In general, polar bears are dangerous creatures to come face-to-face with out in the wild, but a hungry polar bear is far more scary. If they happen to be really hungry or feel threatened, they’ll kill — and eat — a human without giving it a second thought.
For people living in the Kivalliq Region of Nunavut, Canada, they know this all too well. Recently, more and more bears have been wandering into this Inuit hamlet. Around this time of the year, when the pack ice forms over the Hudson Bay in the fall, their search for food begins, as they have been starving for seals after a summer with nothing to eat on the tundra. Sometimes, this can create problems for people in the community.
Aside from Nunavut just being in the far North, where severe weather conditions are the norm, residents have to constantly deal with the threat of being attacked by a polar bear. Nanavut is just about 155 miles from Churchill, Manitoba, which is nicknamed “Polar Bear Capital of the World.”

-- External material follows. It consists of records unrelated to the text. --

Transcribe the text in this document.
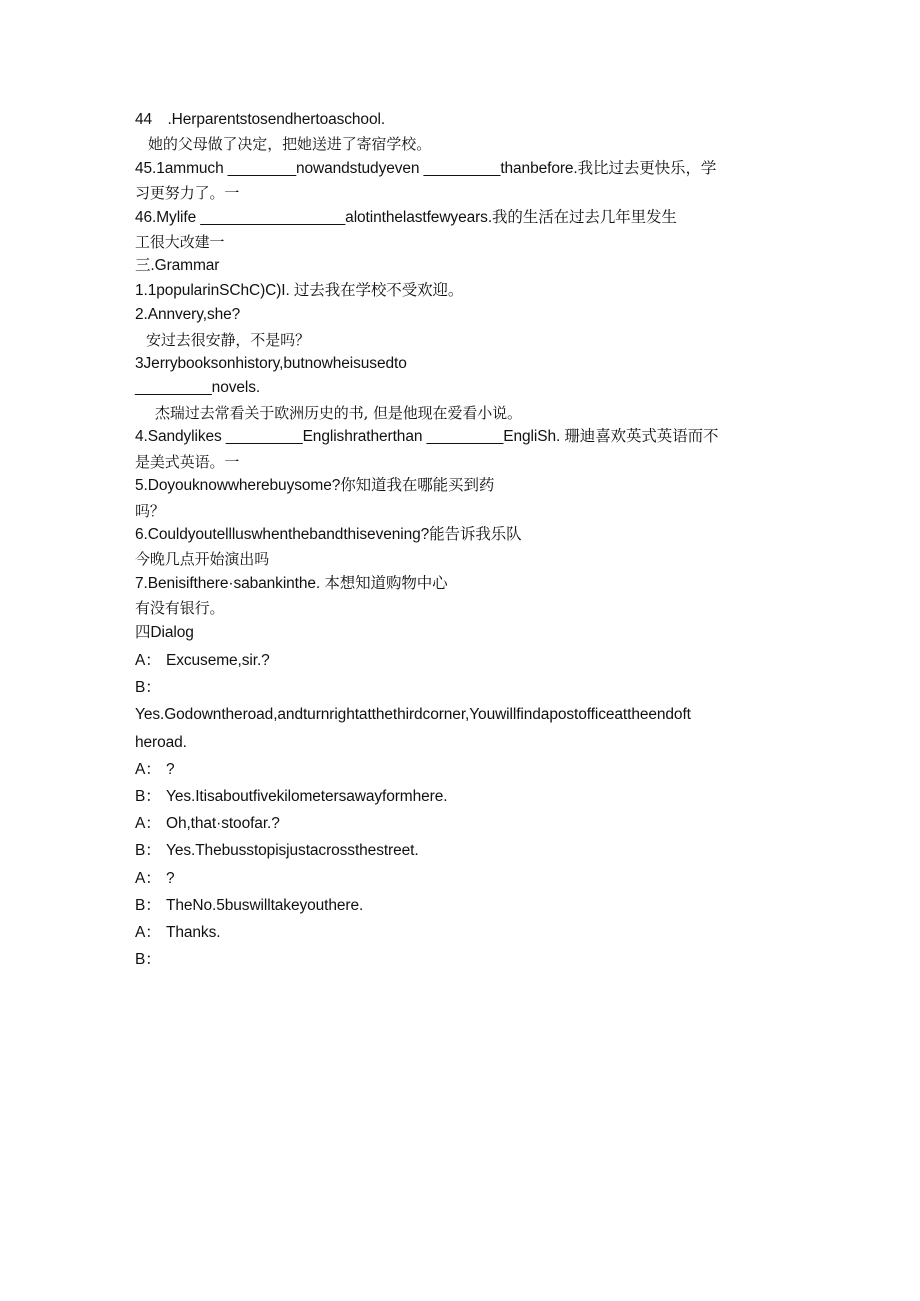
44 .Herparentstosendhertoaschool.
她的父母做了决定，把她送进了寄宿学校。
45.1ammuch ________nowandstudyeven _________thanbefore.我比过去更快乐，学
习更努力了。一
46.Mylife _________________alotinthelastfewyears.我的生活在过去几年里发生
工很大改建一
三.Grammar
1.1popularinSChC)C)I. 过去我在学校不受欢迎。
2.Annvery,she?
安过去很安静，不是吗？
3Jerrybooksonhistory,butnowheisusedto
_________novels.
杰瑞过去常看关于欧洲历史的书, 但是他现在爱看小说。
4.Sandylikes _________Englishratherthan _________EngliSh. 珊迪喜欢英式英语而不
是美式英语。一
5.Doyouknowwherebuysome?你知道我在哪能买到药
吗？
6.Couldyoutellluswhenthebandthisevening?能告诉我乐队
今晚几点开始演出吗
7.Benisifthere·sabankinthe. 本想知道购物中心
有没有银行。
四Dialog
A： Excuseme,sir.?
B：
Yes.Godowntheroad,andturnrightatthethirdcorner,Youwillfindapostofficeattheendoft
heroad.
A： ?
B： Yes.Itisaboutfivekilometersawayformhere.
A： Oh,that·stoofar.?
B： Yes.Thebusstopisjustacrossthestreet.
A： ?
B： TheNo.5buswilltakeyouthere.
A： Thanks.
B：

This year, the community is forcing children to trick-or-treat indoors during Halloween, fearing the safety of the children if they were to go door-to-door requesting candy. After all, they can’t all be walking around with high-powered rifles just in case of an incident.
Over here in our neck of the woods, children are often discouraged from going door-to-door because parents are afraid some weirdo is going to kidnap their kid or give them candy laced with cocaine. In Nunavut, parents don’t want to risk having their kid eaten or mauled by a polar bear.
A zoo is pretty much the only place where it’s safe for a human to get anywhere near a polar bear, as sad as that may be.
Steve England, the Hamlet’s SAO, says, a majority of Arviat residents support the idea.
Picture 1,200 kids going door to door in Arviat in the middle of polar bear season. It’s a pretty obvious conclusion of what tragedies could come out of that. We’re just trying to safeguard the younger population by offering an alternative.
It looks as if all Halloween festivities will be held at the community hall, where people will be able to enjoy candy, face painting, a haunted house and prizes. Children will also be given shuttle rides from their homes to the hall — just another safety measure.
Despite the precautions taken, in the last 30 years, it has been estimated that only eight people have been killed by polar bears in United States and Canada.